Study shows overrepresented populations tend to receive disproportionate share of national fundsMay 11th, 2011 in Other Sciences / Economics & Business
Log of the relative intergovernmental transfer index against the log of the representation index for each country, using averages over the entire time period for each country. Image (c) PNAS, doi: 10.1073/pnas.1019061108
(PhysOrg.com) -- In a new study published in the Proceedings of the National Academy of Science (PNAS), authors Tiberiu Dragu and Jonathan Rodden show that many of the worlds democracies arent nearly as democratic as might be thought, at least when it comes to doling out cash from the central government. After careful statistical analysis, they show that less populated areas tend to get more money per capita than do those that are more heavily populated, resulting in inequities slanted towards more rural areas.
By studying nine democratic countries (federations) that collect money via taxes and then dole out that cash nationally, the authors were able to very clearly show that states or provinces that are sparsely populated almost always receive more money per person than do those with bigger populations. This comes about, they say, as a result of the way populations are represented in their national governments.
In the United States, for example, every state gets two senators, regardless of population. This means each state gets two votes on every issue that arises, which of course includes funding for projects and social programs. If two states, one sparse (Vermont for example has just over 600,000 people) and one heavily populated (say California, with a population of over 37 million), both receive grants of equal amounts to build a highway, say a hundred million dollars each; calculating the amount received per person in that state is as simple as dividing the total amount of money received by the number of people in the state, for that project, which would result, obviously, in a much higher number for the sparse state (166.7 million for Vermont, as opposed to 2.7 for California). This inequity, the authors point out, might not seem like such a big issue in already well established countries, but can be a serious sticking point in countries (such as Iraq, perhaps) that are still trying to move towards democracy. And of course, its not as cut and dried as all that because states with larger populations such as California, do receive far more funds overall, then do less populated ones; but as the authors note, the data shows that the sparser states, after all is said and done, do get a better deal.
Many previous studies have been done on this issue, leading to the same result; the difference with this study though, is that it focused on many countries, not just the United States, and used several decades of actual historical data to show that its not just the U.S. that has such inequities, but most modern developed democratic nations. The data, they say, also shows that its not the United States that has the biggest differential; its Brazil, where the sparsest states get up to five times the amount per capita, over those in the densest states, such as Sao Paulo.

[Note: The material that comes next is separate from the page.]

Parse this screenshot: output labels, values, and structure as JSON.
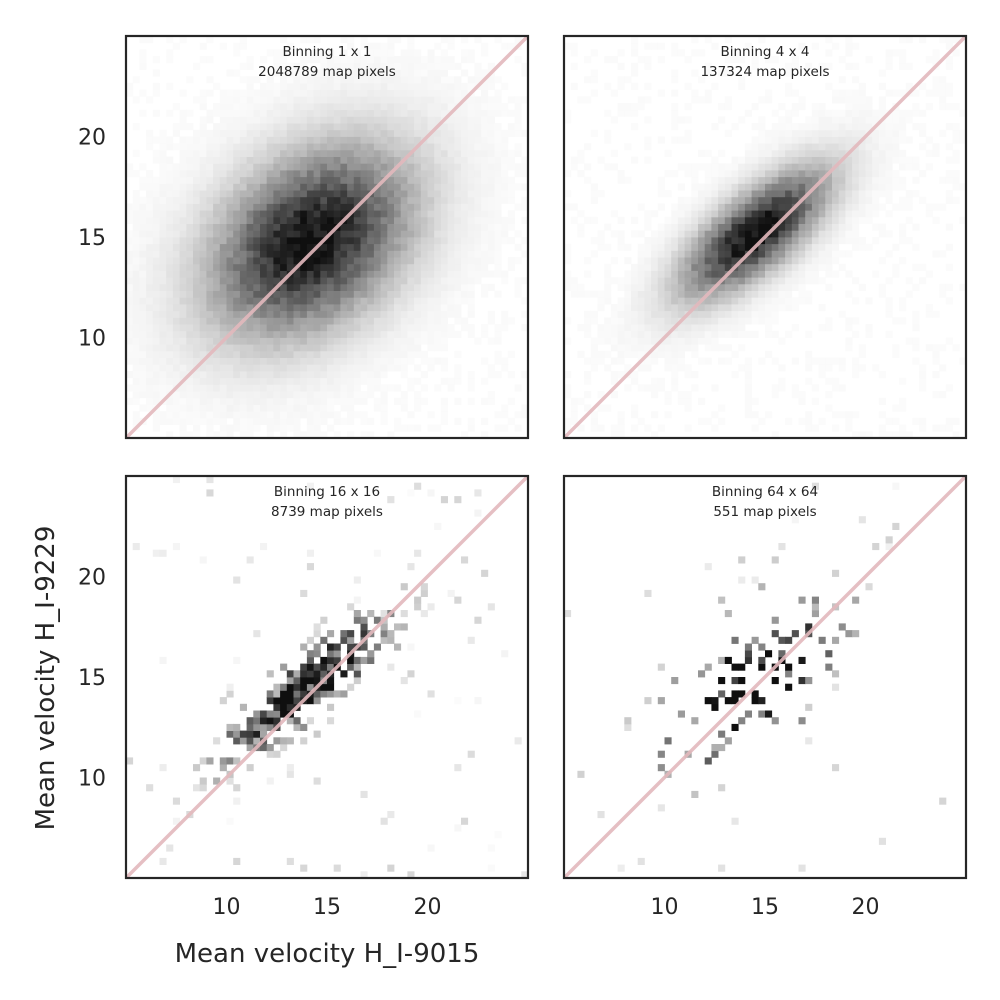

The bottom line is, if federations wish to govern democratically, they should take a closer look at the data in studies such as this, before parceling out funds.
More information: Representation and redistribution in federations, Tiberiu Dragua and Jonathan Rodden, PNAS, Published online before print May 9, 2011, doi: 10.1073/pnas.1019061108
Many of the world's most populous democracies are political unions composed of states or provinces that are unequally represented in the national legislature. Scattered empirical studies, most of them focusing on the United States, have discovered that overrepresented states appear to receive larger shares of the national budget. Although this relationship is typically attributed to bargaining advantages associated with greater legislative representation, an important threat to empirical identification stems from the fact that the representation scheme was chosen by the provinces. Thus, it is possible that representation and fiscal transfers are both determined by other characteristics of the provinces in a specific country. To obtain an improved estimate of the relationship between representation and redistribution, we collect and analyze provincial-level data from nine federations over several decades, taking advantage of the historical process through which federations formed and expanded. Controlling for a variety of country- and province-level factors and using a variety of estimation techniques, we show that overrepresented provinces in political unions around the world are rather dramatically favored in the distribution of resources.